To prepare the vada, wash and soak channa dal in water for 3 hours.
Fine chop the onions, green chilies and coriander leaves. Keep aside.
Grind all ingredients mentioned under the list ‘to grind’ along with 1 teaspoon of water into a coarse paste. Set aside.
Drain water from channa dal and grind it into a coarse paste. Avoid using any water to grind the dal.
To the ground channa dal, add onions, coriander leaves, ground masala paste, salt and mix well.
Heat oil in a deep heavy-bottom pan.
Shape the vada round and slide gently into the pan of hot oil.
Deep fry them until golden brown.
Drain on a plate lined with kitchen towel.
Instead of deep-frying you can steam the shaped vadas in idli steamer for about 12 minutes.
To make the curry, heat 1 ½ tablespoon oil in a pan.
Add bay leaves, cinnamon stick, cloves and fennel seeds to hot oil. Fry till aroma of spices is released.
Add onion, green chilies and cook till onions turn translucent.

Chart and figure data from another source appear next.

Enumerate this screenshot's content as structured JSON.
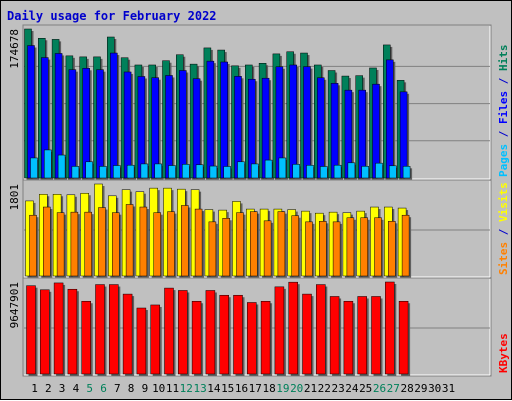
{
  "title": "Daily usage for February 2022",
  "colors": {
    "hits": "#00805a",
    "files": "#0000ff",
    "pages": "#00c0ff",
    "visits": "#ffff00",
    "sites": "#ff8000",
    "kbytes": "#ff0000",
    "title": "#0000cc",
    "weekend_label": "#00805a",
    "panel_bg": "#c0c0c0"
  },
  "chart_data": [
    {
      "type": "bar",
      "panel": "hits-files-pages",
      "ymax_label": "174678",
      "ylim": [
        0,
        174678
      ],
      "y_label_parts": [
        {
          "text": "Pages",
          "color": "#00c0ff"
        },
        {
          "text": " / ",
          "color": "#0000cc"
        },
        {
          "text": "Files",
          "color": "#0000ff"
        },
        {
          "text": " / ",
          "color": "#0000cc"
        },
        {
          "text": "Hits",
          "color": "#00805a"
        }
      ],
      "categories": [
        "1",
        "2",
        "3",
        "4",
        "5",
        "6",
        "7",
        "8",
        "9",
        "10",
        "11",
        "12",
        "13",
        "14",
        "15",
        "16",
        "17",
        "18",
        "19",
        "20",
        "21",
        "22",
        "23",
        "24",
        "25",
        "26",
        "27",
        "28",
        "29",
        "30",
        "31"
      ],
      "series": [
        {
          "name": "Hits",
          "values": [
            174678,
            163800,
            162500,
            143200,
            142000,
            142000,
            165300,
            141000,
            132500,
            132500,
            137500,
            144500,
            133500,
            152500,
            150000,
            131500,
            132500,
            134500,
            145500,
            148000,
            146500,
            132500,
            126000,
            119500,
            120000,
            129000,
            156000,
            114500,
            0,
            0,
            0
          ]
        },
        {
          "name": "Files",
          "values": [
            155300,
            141200,
            146000,
            127000,
            128600,
            127000,
            146500,
            124300,
            119000,
            117600,
            120200,
            126000,
            116400,
            137000,
            136000,
            119200,
            115800,
            117000,
            130400,
            132500,
            130600,
            117500,
            111000,
            103000,
            103000,
            110000,
            138500,
            101000,
            0,
            0,
            0
          ]
        },
        {
          "name": "Pages",
          "values": [
            23500,
            32900,
            26900,
            13600,
            19000,
            13600,
            14600,
            15000,
            16500,
            16500,
            14600,
            16000,
            15500,
            14000,
            13500,
            19000,
            16500,
            21000,
            23500,
            16000,
            14900,
            13500,
            15000,
            17800,
            13700,
            17400,
            14300,
            13700,
            0,
            0,
            0
          ]
        }
      ]
    },
    {
      "type": "bar",
      "panel": "visits-sites",
      "ymax_label": "1801",
      "ylim": [
        0,
        1801
      ],
      "y_label_parts": [
        {
          "text": "Sites",
          "color": "#ff8000"
        },
        {
          "text": " / ",
          "color": "#0000cc"
        },
        {
          "text": "Visits",
          "color": "#ffff00"
        }
      ],
      "categories": [
        "1",
        "2",
        "3",
        "4",
        "5",
        "6",
        "7",
        "8",
        "9",
        "10",
        "11",
        "12",
        "13",
        "14",
        "15",
        "16",
        "17",
        "18",
        "19",
        "20",
        "21",
        "22",
        "23",
        "24",
        "25",
        "26",
        "27",
        "28",
        "29",
        "30",
        "31"
      ],
      "series": [
        {
          "name": "Visits",
          "values": [
            1470,
            1600,
            1600,
            1590,
            1620,
            1801,
            1570,
            1690,
            1650,
            1720,
            1720,
            1700,
            1690,
            1300,
            1290,
            1460,
            1310,
            1310,
            1310,
            1300,
            1270,
            1230,
            1250,
            1240,
            1270,
            1350,
            1350,
            1330,
            0,
            0,
            0
          ]
        },
        {
          "name": "Sites",
          "values": [
            1190,
            1350,
            1240,
            1250,
            1250,
            1340,
            1240,
            1400,
            1350,
            1240,
            1260,
            1380,
            1310,
            1060,
            1130,
            1240,
            1260,
            1080,
            1260,
            1180,
            1060,
            1070,
            1060,
            1140,
            1140,
            1140,
            1070,
            1190,
            0,
            0,
            0
          ]
        }
      ]
    },
    {
      "type": "bar",
      "panel": "kbytes",
      "ymax_label": "9647901",
      "ylim": [
        0,
        9647901
      ],
      "y_label_parts": [
        {
          "text": "KBytes",
          "color": "#ff0000"
        }
      ],
      "categories": [
        "1",
        "2",
        "3",
        "4",
        "5",
        "6",
        "7",
        "8",
        "9",
        "10",
        "11",
        "12",
        "13",
        "14",
        "15",
        "16",
        "17",
        "18",
        "19",
        "20",
        "21",
        "22",
        "23",
        "24",
        "25",
        "26",
        "27",
        "28",
        "29",
        "30",
        "31"
      ],
      "series": [
        {
          "name": "KBytes",
          "values": [
            9260000,
            8830000,
            9550000,
            8890000,
            7630000,
            9380000,
            9380000,
            8380000,
            6920000,
            7240000,
            9010000,
            8760000,
            7630000,
            8760000,
            8260000,
            8260000,
            7500000,
            7630000,
            9140000,
            9630000,
            8380000,
            9380000,
            8130000,
            7630000,
            8130000,
            8130000,
            9647901,
            7630000,
            0,
            0,
            0
          ]
        }
      ]
    }
  ],
  "day_labels": [
    {
      "text": "1",
      "weekend": false
    },
    {
      "text": "2",
      "weekend": false
    },
    {
      "text": "3",
      "weekend": false
    },
    {
      "text": "4",
      "weekend": false
    },
    {
      "text": "5",
      "weekend": true
    },
    {
      "text": "6",
      "weekend": true
    },
    {
      "text": "7",
      "weekend": false
    },
    {
      "text": "8",
      "weekend": false
    },
    {
      "text": "9",
      "weekend": false
    },
    {
      "text": "10",
      "weekend": false
    },
    {
      "text": "11",
      "weekend": false
    },
    {
      "text": "12",
      "weekend": true
    },
    {
      "text": "13",
      "weekend": true
    },
    {
      "text": "14",
      "weekend": false
    },
    {
      "text": "15",
      "weekend": false
    },
    {
      "text": "16",
      "weekend": false
    },
    {
      "text": "17",
      "weekend": false
    },
    {
      "text": "18",
      "weekend": false
    },
    {
      "text": "19",
      "weekend": true
    },
    {
      "text": "20",
      "weekend": true
    },
    {
      "text": "21",
      "weekend": false
    },
    {
      "text": "22",
      "weekend": false
    },
    {
      "text": "23",
      "weekend": false
    },
    {
      "text": "24",
      "weekend": false
    },
    {
      "text": "25",
      "weekend": false
    },
    {
      "text": "26",
      "weekend": true
    },
    {
      "text": "27",
      "weekend": true
    },
    {
      "text": "28",
      "weekend": false
    },
    {
      "text": "29",
      "weekend": false
    },
    {
      "text": "30",
      "weekend": false
    },
    {
      "text": "31",
      "weekend": false
    }
  ]
}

Add ginger garlic paste. Cook until raw smell of the paste is gone.
Add tomato puree (first blanch tomatoes in boiling water for about 8 to 10 minutes. Remove tomatoes from water, peel the skin and blend into puree).
Cook until oil separates from the sides of the pan.
Add all the spice powders along with salt, stir to combine.
Add about 1 cup of water and bring the curry to boil once.
Crumble the deep fried vadas into smaller pieces before adding it to the curry. You can add the whole vada as well in the curry.
Simmer the curry over medium heat and let the vadas absorb the flavor of the curry. This takes about 12 to 15 minutes.
Once the gravy is thick, turn off the heat.
Garnish Vadakari with fresh coriander leaves.
Serve Vad Curry warm as side dish for idli or dosa.